In DeepSearch /RAG or any system that relies on external information, an inevitable question is: how to determine whether the current problem can be solved by LLM's own knowledge or must rely on external information to solve it? The current common practice is to adopt a routing strategy based on prompt words, and use prompt words like this:

- For greetings, small talk, or general knowledge questions, answer directly without retrieving external information.
- For other questions, provide answers that are verified based on external knowledge and give exactQuote and corresponding URL as reference.

However, this approach is not immune to omissions: sometimes it triggers searches unnecessarily, and sometimes it misses critical information needs. In particular, some newer reasoning models often wait until halfway through the generation process before determining whether external data is needed.

So what if the search is indiscriminate from the beginning?
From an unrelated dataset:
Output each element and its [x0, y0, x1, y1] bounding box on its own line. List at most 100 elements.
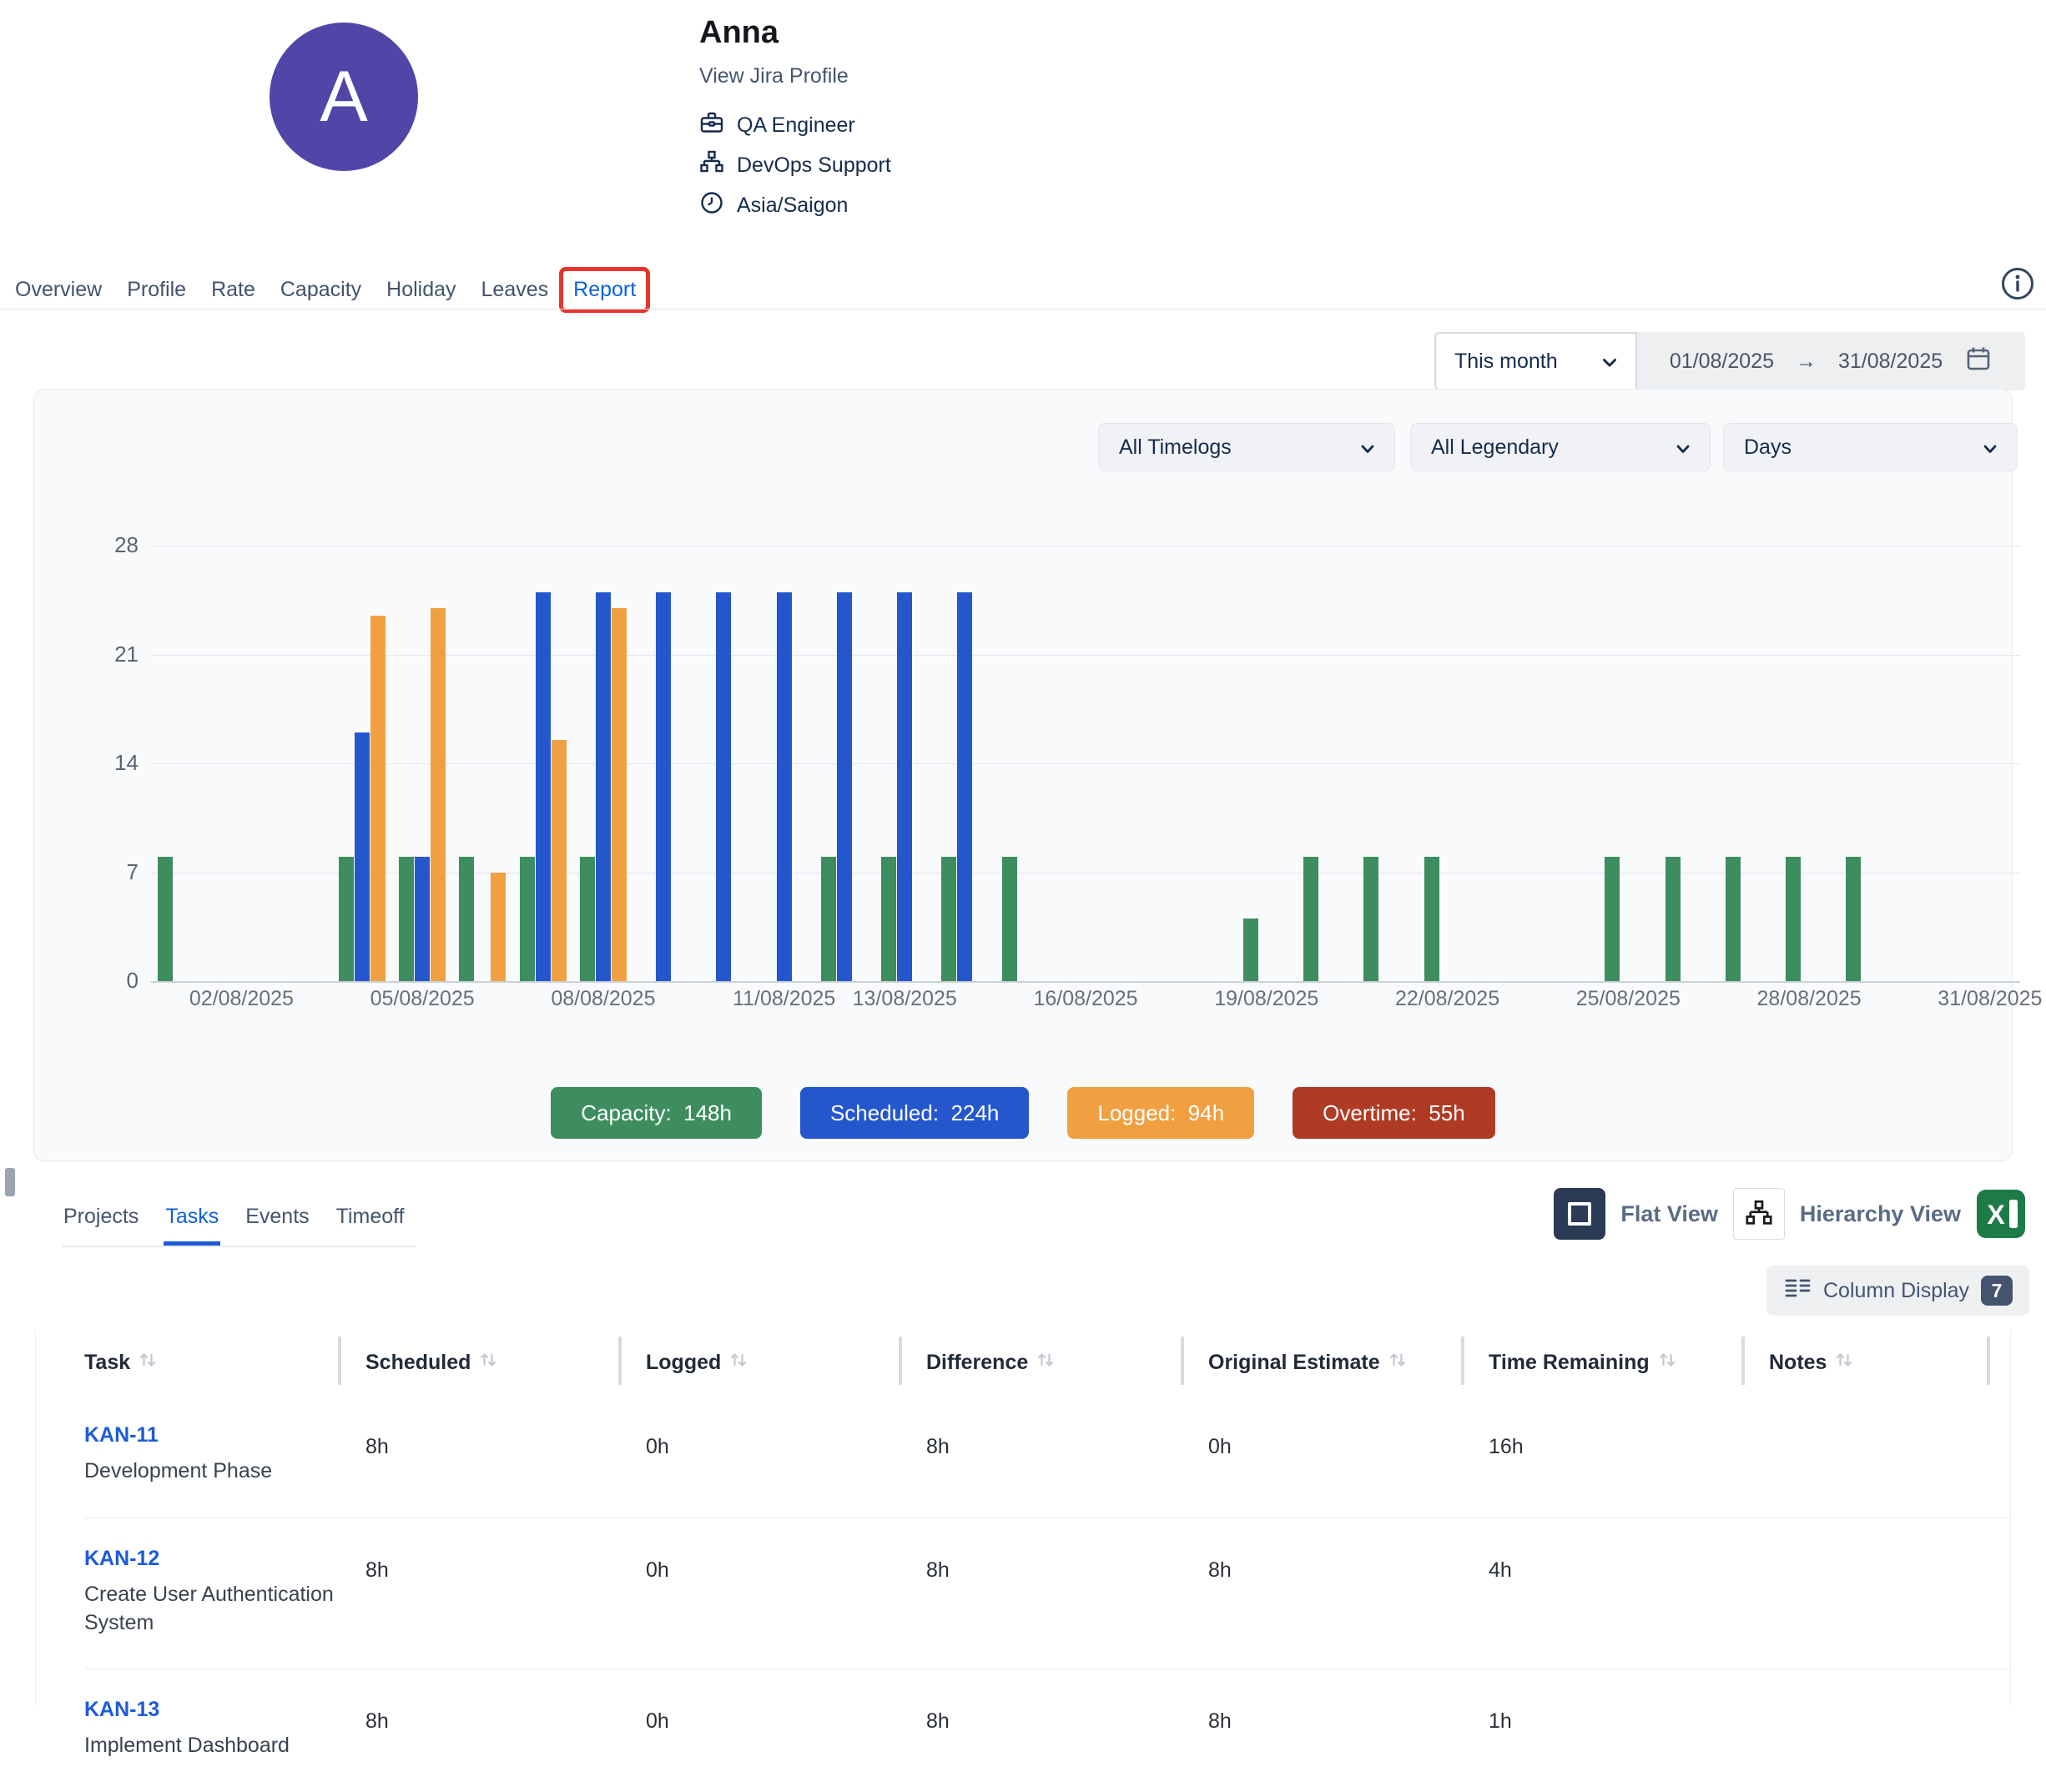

We can call the real search engine API and LLM as SERP at the same time. This avoids the trouble of making routing decisions in the early stage and postpones the decision to the downstream. In the subsequent stages, we can directly compare the results of the two: one is the latest data from real search, and the other is the knowledge within the LLM training deadline and possible bias information.
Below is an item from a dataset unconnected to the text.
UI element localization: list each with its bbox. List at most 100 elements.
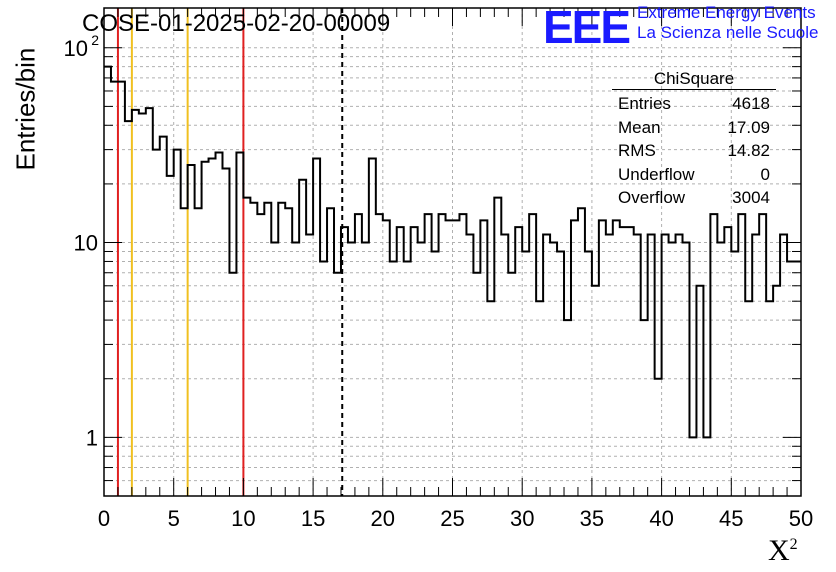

The search results provided by LLM-SERP will mix real knowledge and fictional information (i.e., "illusions"). Since real search engines provide fact-based content, and LLM provides semi-real and semi-fictional content, in general, the proportion of real content will be higher, so the subsequent reasoning steps can naturally focus on real knowledge.

Next, LLM can find the contradictions and consensus between the results through simple summarization, and summarize the real information according to the freshness and reliability of the information source. Summarizing is the strength of LLM, so we don’t need to hard-code these complex logics into the prompt words.

Of course, we can also use Jina Reader to visit the URL of each search result and verify the information by visiting the web page. This step of verification cannot be omitted in any case. Never just look at the summary provided by the search engine, no matter whether the search engine is real or fake.

in conclusion

By using LLM as SERP, we transform the binary question of "Is this within the knowledge of the model?" into a more reliable evidence weighting process. This avoids the need to route through the pre-system prompt words in the DeepSearch system. Of course, the assumed logical chain of this application scenario is:

  1. The training of a large model is expected to be equivalent to a small high-quality search engine.

  2. As the big model continues to develop, the hallucination problem will be alleviated. The knowledge cutoff and the hallucination problem are relatively independent, that is, a perfect big model should have zero hallucination when answering questions that fall before the knowledge cutoff. Hallucinations will only appear when answering questions that fall after the knowledge cutoff.

  3. The information on the Internet is both true and false, and the information on large models is also both true and false .

  4. When doing search grounding, we don’t need to worry too much about the problem of truth or falsehood, but only need to consider the recall rate. The summary, that is, improving the precision, is left to the big model.